One of many Gyppo beggars at the Cathedral


We set of on Monday morning leaving MR and saying our goodbyes in Metz as we will probably not be seeing them by boat for a while to come as we are on different routes and we will be going home for winter.

The journey back to Toul was a retrace of our route out and moorings along the way.

At Pont-a-Mousson we met and had drinks aboard Avalon with Helen and Phil. When we arrived at P-a-M there was a fishing match going on.  The chap I assume was the marshal started shouting and gesticulating at us.   We moored up at least 100m form the last fisherman but clearly this was not enough.  I just waved and said bonjour and like a good Britt “ I carried on mooring and kept calm”

Their DB De Volendammer leaving the next morning

The waterways are very quiet.  The only other boat we saw this day (Tuesday) was this commercial loaded to the gunwales with coils of steel wire.


After this and all the way back to Toul we saw no other moving boats, or indeed stationary ones with people around.  It’s like having a personal waterway.

This is the exit from the Moselle to Toul & our onward route

So that was a 9 day excursion. We drove the to Metz (Ikea) a couple of weeks ago from Toul and it took less than an hour Smile.

We have now done over 500 hours on Avalon of which 300 have been since we arrived at Nieupoort in mid April. A very rough calculation is that we do an average 4mph so based on that we must have done up to 1200 miles so far in Europe.

This brings me nearly up to date. Phew!  Sorry its been so long.


  1. It was well worth waiting for, thanks :)

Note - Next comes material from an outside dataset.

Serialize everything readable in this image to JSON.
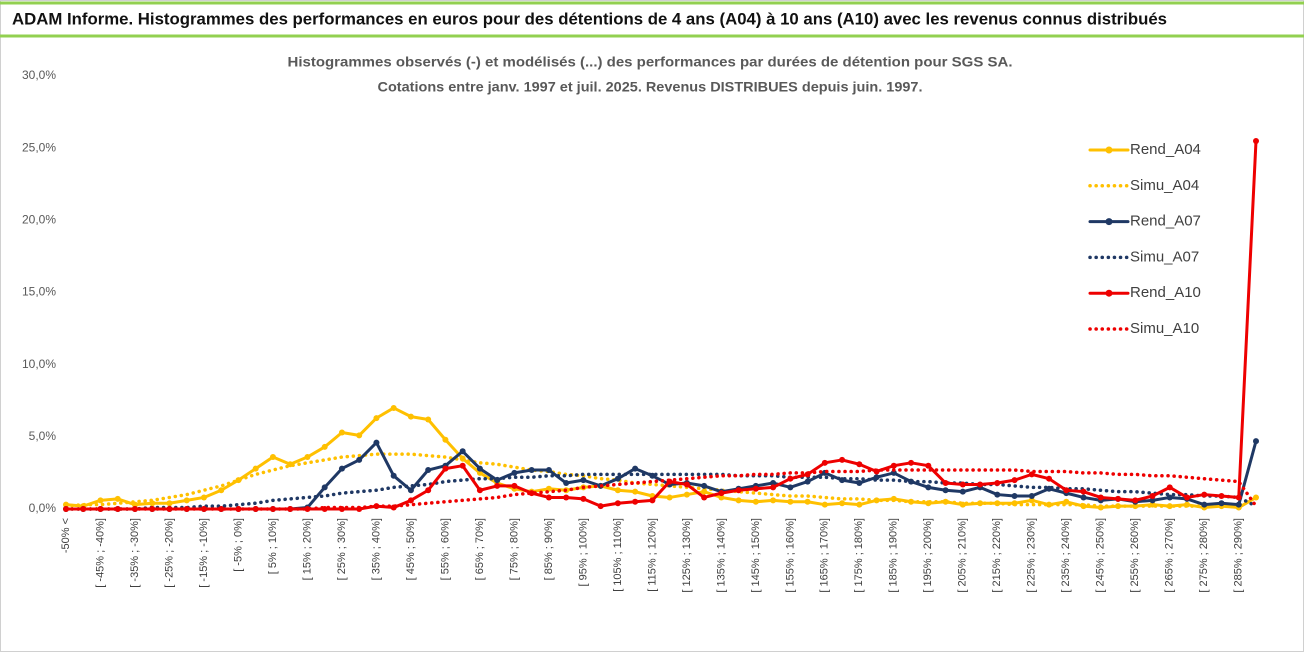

    Shows that 'jobsworths' are not just a British anomaly... LOL

  2. He was a jobsworth. My complete argument for mooring side on was safety. Be assured had it been safe to get on and off end on we would have done. When I explained my reasons (and this is no lie) his response was "it's not my problem". As for the waste of 4 Gendarmes time, I have no idea what he said to make them come but he must have ramped it up somewhat.